What types of US sourced income are NRAs subject to US tax on?
As a NRA, you are potentially subject to US tax on certain US sourced income that is either:
- “Fixed or Determinable Annual or Periodical income” (FDAP); or
- Certain US-source capital gains; or
- “Effectively Connected Income” (ECI) from the conduct of a “trade or business” within the US.
Generally, ECI is taxed on a net basis at graduated rates, while FDAP income is taxed only on a gross basis at a flat rate of 30%.
US tax is often withheld from US sourced income and if you invest only in FDAP income producing assets, then you’re normally not required to file a US income tax return because tax should have been fully withheld at source. US sourced dividends will be subject to a flat rate of 30% withholding tax or potentially a lower rate if you are able to claim the benefits of a double taxation treaty and a Form W-8BEN has been completed accordingly.
FDAP income includes passive investment income, such as US sourced dividends or interest, however there is an exemption for US sourced interest income received from bank deposits, financial institutions, and insurance companies.
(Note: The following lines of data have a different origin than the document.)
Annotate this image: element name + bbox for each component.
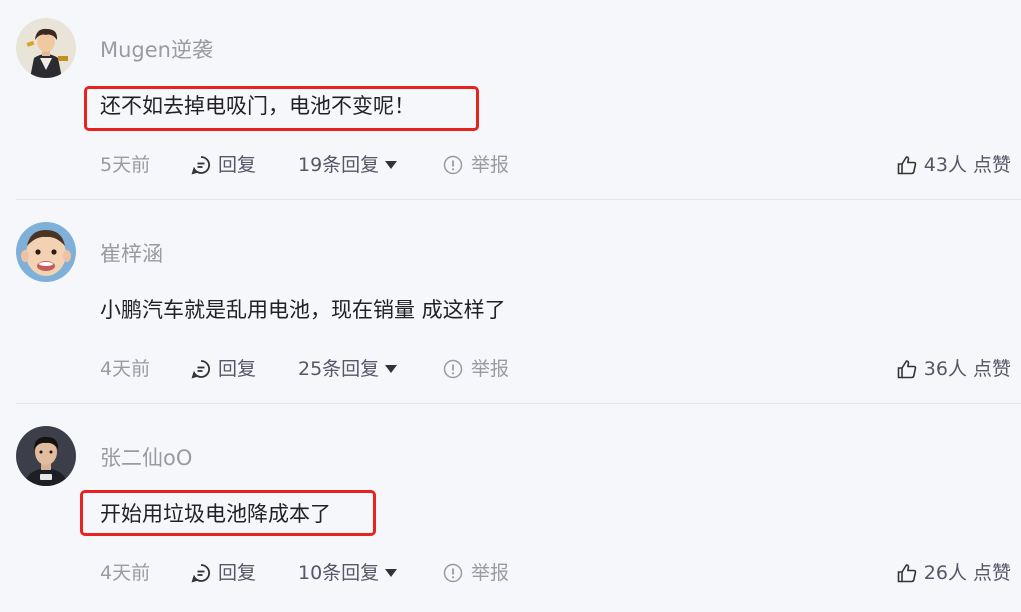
reply-icon <box>190 154 212 176</box>
comment-actions: 4天前 回复 25条回复 举报 36人 点赞 <box>0 354 1021 384</box>
reply-button[interactable]: 回复 <box>190 150 256 180</box>
report-label: 举报 <box>471 358 510 380</box>
timestamp: 5天前 <box>100 154 151 176</box>
view-replies-button[interactable]: 10条回复 <box>298 558 398 588</box>
comment-item: Mugen逆袭 还不如去掉电吸门，电池不变呢！ 5天前 回复 19条回复 举报 <box>0 0 1021 204</box>
reply-label: 回复 <box>218 154 257 176</box>
comment-text: 开始用垃圾电池降成本了 <box>100 502 331 526</box>
replies-count: 25条回复 <box>298 358 380 380</box>
warning-icon <box>443 563 463 583</box>
person-avatar-icon <box>16 18 76 78</box>
timestamp: 4天前 <box>100 358 151 380</box>
comment-actions: 4天前 回复 10条回复 举报 26人 点赞 <box>0 558 1021 588</box>
reply-button[interactable]: 回复 <box>190 558 256 588</box>
username[interactable]: 崔梓涵 <box>100 239 163 269</box>
likes-count: 43人 点赞 <box>923 154 1011 176</box>
avatar[interactable] <box>16 426 76 486</box>
username[interactable]: 张二仙oO <box>100 443 192 473</box>
likes-count: 26人 点赞 <box>923 562 1011 584</box>
reply-button[interactable]: 回复 <box>190 354 256 384</box>
comment-item: 张二仙oO 开始用垃圾电池降成本了 4天前 回复 10条回复 举报 26人 点赞 <box>0 408 1021 612</box>
report-button[interactable]: 举报 <box>443 558 509 588</box>
comment-actions: 5天前 回复 19条回复 举报 43人 点赞 <box>0 150 1021 180</box>
like-button[interactable]: 36人 点赞 <box>896 354 1011 384</box>
report-label: 举报 <box>471 154 510 176</box>
divider <box>16 403 1021 404</box>
view-replies-button[interactable]: 25条回复 <box>298 354 398 384</box>
reply-icon <box>190 562 212 584</box>
like-button[interactable]: 26人 点赞 <box>896 558 1011 588</box>
comment-text: 小鹏汽车就是乱用电池，现在销量 成这样了 <box>100 298 506 322</box>
report-button[interactable]: 举报 <box>443 150 509 180</box>
warning-icon <box>443 359 463 379</box>
man-avatar-icon <box>16 426 76 486</box>
like-button[interactable]: 43人 点赞 <box>896 150 1011 180</box>
caret-down-icon <box>385 364 398 374</box>
avatar[interactable] <box>16 18 76 78</box>
username[interactable]: Mugen逆袭 <box>100 35 213 65</box>
comment-text: 还不如去掉电吸门，电池不变呢！ <box>100 94 415 118</box>
timestamp: 4天前 <box>100 562 151 584</box>
caret-down-icon <box>385 160 398 170</box>
reply-label: 回复 <box>218 562 257 584</box>
replies-count: 19条回复 <box>298 154 380 176</box>
warning-icon <box>443 155 463 175</box>
report-label: 举报 <box>471 562 510 584</box>
report-button[interactable]: 举报 <box>443 354 509 384</box>
replies-count: 10条回复 <box>298 562 380 584</box>
baby-avatar-icon <box>16 222 76 282</box>
comment-item: 崔梓涵 小鹏汽车就是乱用电池，现在销量 成这样了 4天前 回复 25条回复 举报 <box>0 204 1021 408</box>
thumbs-up-icon <box>896 358 918 380</box>
thumbs-up-icon <box>896 562 918 584</box>
view-replies-button[interactable]: 19条回复 <box>298 150 398 180</box>
thumbs-up-icon <box>896 154 918 176</box>
reply-label: 回复 <box>218 358 257 380</box>
divider <box>16 199 1021 200</box>
avatar[interactable] <box>16 222 76 282</box>
reply-icon <box>190 358 212 380</box>
caret-down-icon <box>385 568 398 578</box>
likes-count: 36人 点赞 <box>923 358 1011 380</box>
As a NRA, if you have capital gains from selling personal property this is generally not subject to US tax but you should be aware if you’re a NRA student present in the US for greater than 183 days in a year, you would be subject to a flat tax of 30% on US sourced capital gains. Please note that gain or loss from the sale or exchange of personal property generally has its source in the US if the NRA has a tax home in the US.
Capital gains from the sale of US real property is always ECI so you’d need to file a tax return in this situation. By default, withholding tax of 15% should be applied to the sales proceeds when you sell US real estate but potential it may be possible to apply for the withholding tax to be reduced if you know that the tax due on the gain will be lower than 15% of the proceeds. If this is not possible, then any excess withholding can be reclaimed on the tax return.
If you were to sell US real estate, the US would have the primary taxing rights on any capital gain realised, but the transaction may also be reportable and taxable in the jurisdiction where you are resident. If so, you would need to consider how your tax in that jurisdiction could be eliminated or reduced. If there is a double taxation agreement between that jurisdiction and the US, this would be a useful resource in ensuring that there is no double taxation
Rental income from US real estate can potentially be FDAP or ECI, depending on the situation, however, it is often favourable to elect to treat the rental income as ECI so that deductions can be claimed against the rental income.